Koh Brothers Eco Engineering has filed a prospectus seeking a listing on SGX’s Catalist board for its subsidiary Oiltek International, a process technology and renewable energy services provider in the vegetable oils industry.
Malaysia-based Oiltek engineers and builds edible-oil refining plants, and its renewable energy division designs and builds biogas recovery plants for palm-oil mill effluents and multi-feedstock biodiesel plants, the filing said. The company has clients located across 32 countries, the filing said.
The proceeds will be used for working capital to expand business operations by securing more and larger projects, as well as for expanding via investments, mergers and acquisitions, joint ventures and/or strategic alliances, the prospectus said.
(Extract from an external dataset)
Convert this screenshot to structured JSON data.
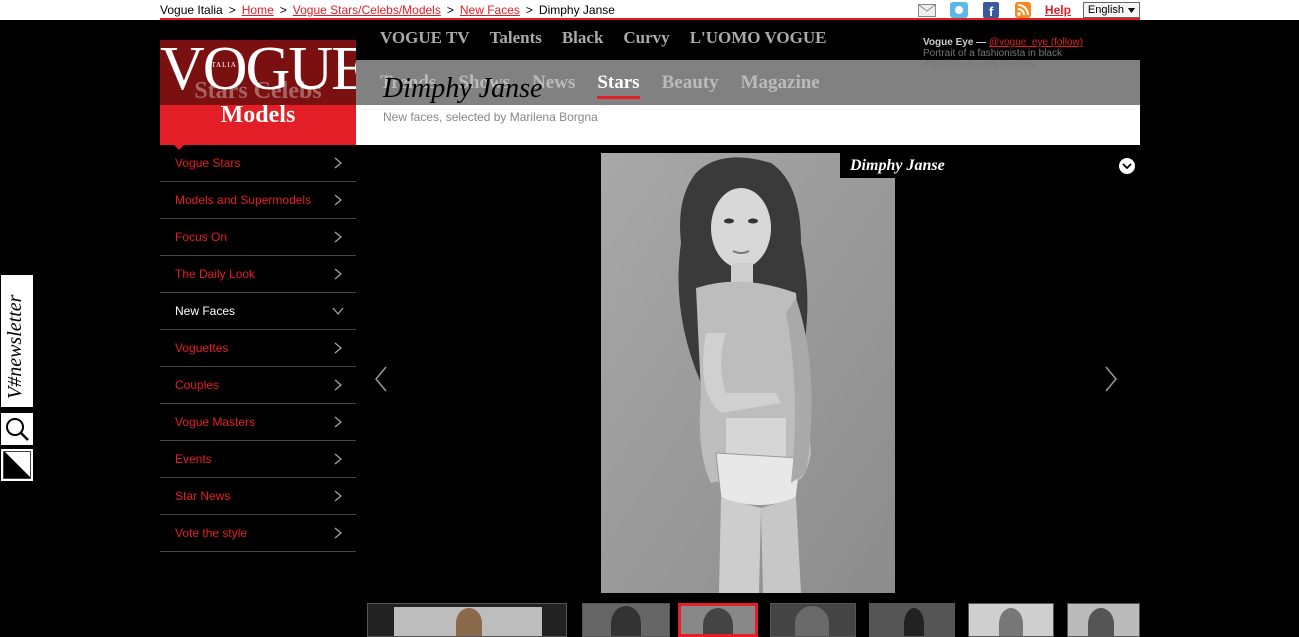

The prospectus stated Oiltek wasn’t aware of any person who intended to subscribe for 5 percent or more of the invitation shares, but that may occur during the book-building process.
Oiltek’s prospectus said the directors plan to recommend a dividend payout ratio of at least 40 percent for 2022 and 2023.
For 2020, Oiltek reported profit after income tax of 12.06 million ringgit, up from 8.37 million ringgit a year earlier. Revenue for 2020 came in at 87.54 million ringgit, up from 80.19 million ringgit a year earlier, the filing said.
For the first half of 2021, Oiltek reported profit after tax of 4.35 million ringgit on revenue of 47.22 million ringgit.
Oiltek said its major customers include Ahmed Oil and Ghee Industries, Hap Seng Plantations River Estate, some Indonesian subsidiaries of Wilmar International and subsidiaries of Sarawak Oil Palms.
In addition, Oiltek said its customers included a palm-oil processor and exporter in Indonesia, an East Africa-based manufacturer of various products, including edible oil products, a Bangladeshi refinery oil company and Malaysian subsidiaries of an international food processing group which is involved in manufacturing edible oils.
Oiltek had examined in 2018 a potential listing on Bursa Malaysia, but did not proceed as Koh Brothers Eco Engineering’s continuing sponsor advised the parent company should seek pre-clearance from SGX in compliance with Catalist rules, the prospectus said.
Koh Brothers Eco Engineering is 54.82 percent owned by Koh Brothers Group, 28.75 percent owned by Penta-Ocean Construction, 0.47 percent owned by Koh Keng Siang Francis and 0.24 percent owned by Koh Tek Huat, as of 8 June 2021, according to SGX data.